Prove that the bisectors of the interior angles of a rectangle form a square.

In rectangle,

All the interior angles equal to 90°. So, bisectors divide interior angles into two 45° angles.

In △ BSC,

By angle sum property of triangle,

⇒ ∠SBC + ∠SCB + ∠BSC = 180°

⇒ $\dfrac{∠B}{2} + \dfrac{∠C}{2}$ + ∠BSC = 180°

⇒ 45° + 45° + ∠BSC = 180°

⇒ ∠BSC = 180° - 90° = 90°.

Since,

⇒ ∠SBC = ∠SCB

∴ BS = SC (Sides opposite to equal angles are equal) …..(1)

From figure,

⇒ ∠PSR = ∠BSC = 90°.

In △ APB and △ DRC,

⇒ ∠PAB = ∠RDC (Both equal to 45°)

⇒ ∠PBA = ∠RCD (Both equal to 45°)

⇒ AB = CD (Opposite sides of rectangle are equal)

∴ △ APB ≅ △ DRC (By A.S.A. axiom)

We know that,

Corresponding parts of congruent triangle are equal.

∴ BP = CR ………(2)

Subtracting equation (2) from (1), we get :

⇒ BS - BP = SC - CR

⇒ PS = SR ………….(3)

In △ DRC,

By angle sum property of triangle,

⇒ ∠RCD + ∠CDR + ∠DRC = 180°

⇒ $\dfrac{∠C}{2} + \dfrac{∠D}{2}$ + ∠DRC = 180°

⇒ 45° + 45° + ∠DRC = 180°

⇒ ∠DRC = 180° - 90° = 90°.

From figure,

⇒ ∠SRQ = ∠DRC = 90° (Vertically opposite angles are equal)

In △ PAB,

By angle sum property of triangle,

⇒ ∠PAB + ∠ABP + ∠BPA = 180°

⇒ $\dfrac{∠A}{2} + \dfrac{∠B}{2}$ + ∠BPA = 180°

⇒ 45° + 45° + ∠BPA = 180°

⇒ ∠BPA = 180° - 90° = 90°.

From figure,

⇒ ∠SPQ = ∠BPA = 90° (Vertically opposite angles are equal)

In △ AQD,

By angle sum property of triangle,

⇒ ∠DAQ + ∠QDA + ∠AQD = 180°

⇒ $\dfrac{∠A}{2} + \dfrac{∠D}{2}$ + ∠AQD = 180°

⇒ 45° + 45° + ∠AQD = 180°

⇒ ∠AQD = 180° - 90° = 90°.

Since,

⇒ ∠DAQ = ∠QDA

∴ AQ = QD (Sides opposite to equal angles are equal) …..(4)

From figure,

⇒ ∠PQR = ∠AQD = 90°.

Since, △ APB ≅ △ DRC

∴ AP = DR ………(5)

Subtracting equation (5) from (4), we get :

⇒ AQ - AP = QD - DR

⇒ PQ = QR ………..(6)

In △ BSC and △ AQD,

⇒ ∠B = ∠A (Both equal to 45°)

⇒ ∠C = ∠D (Both equal to 45°)

⇒ ∠S = ∠Q (Both equal to 90°)

∴ △ BSC ≅ △ AQD (By A.A.A. axiom)

We know that,

Corresponding parts of congruent triangle are equal.

∴ BS = AQ ………(7)

In △ AQD,

⇒ ∠A = ∠D (Both equal to 45°)

⇒ DQ = AQ (Sides opposite to equal angles are equal) ………(8)

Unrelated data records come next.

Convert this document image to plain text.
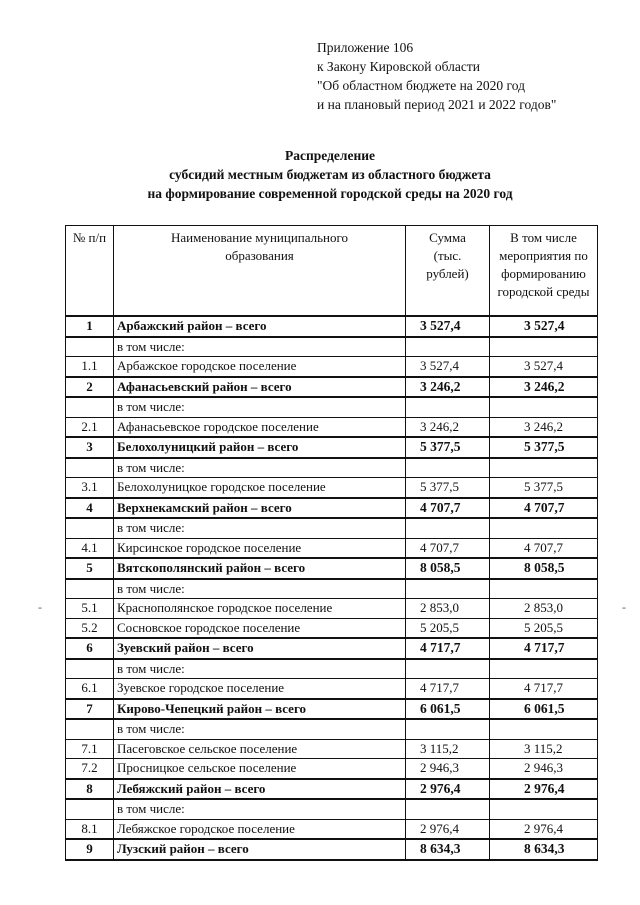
Приложение 106
к Закону Кировской области
"Об областном бюджете на 2020 год
и на плановый период 2021 и 2022 годов"
Распределение
субсидий местным бюджетам из областного бюджета
на формирование современной городской среды на 2020 год
№ п/п	Наименование муниципального образования	Сумма (тыс. рублей)	В том числе мероприятия по формированию городской среды
1	Арбажский район – всего	3 527,4	3 527,4
	в том числе:		
1.1	Арбажское городское поселение	3 527,4	3 527,4
2	Афанасьевский район – всего	3 246,2	3 246,2
	в том числе:		
2.1	Афанасьевское городское поселение	3 246,2	3 246,2
3	Белохолуницкий район – всего	5 377,5	5 377,5
	в том числе:		
3.1	Белохолуницкое городское поселение	5 377,5	5 377,5
4	Верхнекамский район – всего	4 707,7	4 707,7
	в том числе:		
4.1	Кирсинское городское поселение	4 707,7	4 707,7
5	Вятскополянский район – всего	8 058,5	8 058,5
	в том числе:		
5.1	Краснополянское городское поселение	2 853,0	2 853,0
5.2	Сосновское городское поселение	5 205,5	5 205,5
6	Зуевский район – всего	4 717,7	4 717,7
	в том числе:		
6.1	Зуевское городское поселение	4 717,7	4 717,7
7	Кирово-Чепецкий район – всего	6 061,5	6 061,5
	в том числе:		
7.1	Пасеговское сельское поселение	3 115,2	3 115,2
7.2	Просницкое сельское поселение	2 946,3	2 946,3
8	Лебяжский район – всего	2 976,4	2 976,4
	в том числе:		
8.1	Лебяжское городское поселение	2 976,4	2 976,4
9	Лузский район – всего	8 634,3	8 634,3
-	-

From equation (7) and (8), we get :

⇒ BS = DQ ………(9)

In △ CDR,

⇒ ∠C = ∠D (Both equal to 45°)

⇒ DR = CR (Sides opposite to equal angles are equal) ………(10)

From equation (2) and (10), we get :

⇒ BP = DR …..(11)

Subtracting equation (11) from (9), we get :

⇒ BS - BP = DQ - DR

⇒ PS = QR ………(12)

From equation (3), (6) and (12), we get :

⇒ PQ = QR = RS = PS.

Since, all sides of quadrilateral PQRS are equal and each interior angle equals to 90°.

∴ PQRS is a square.

Hence, proved that bisectors of the interior angles of a rectangle form a square.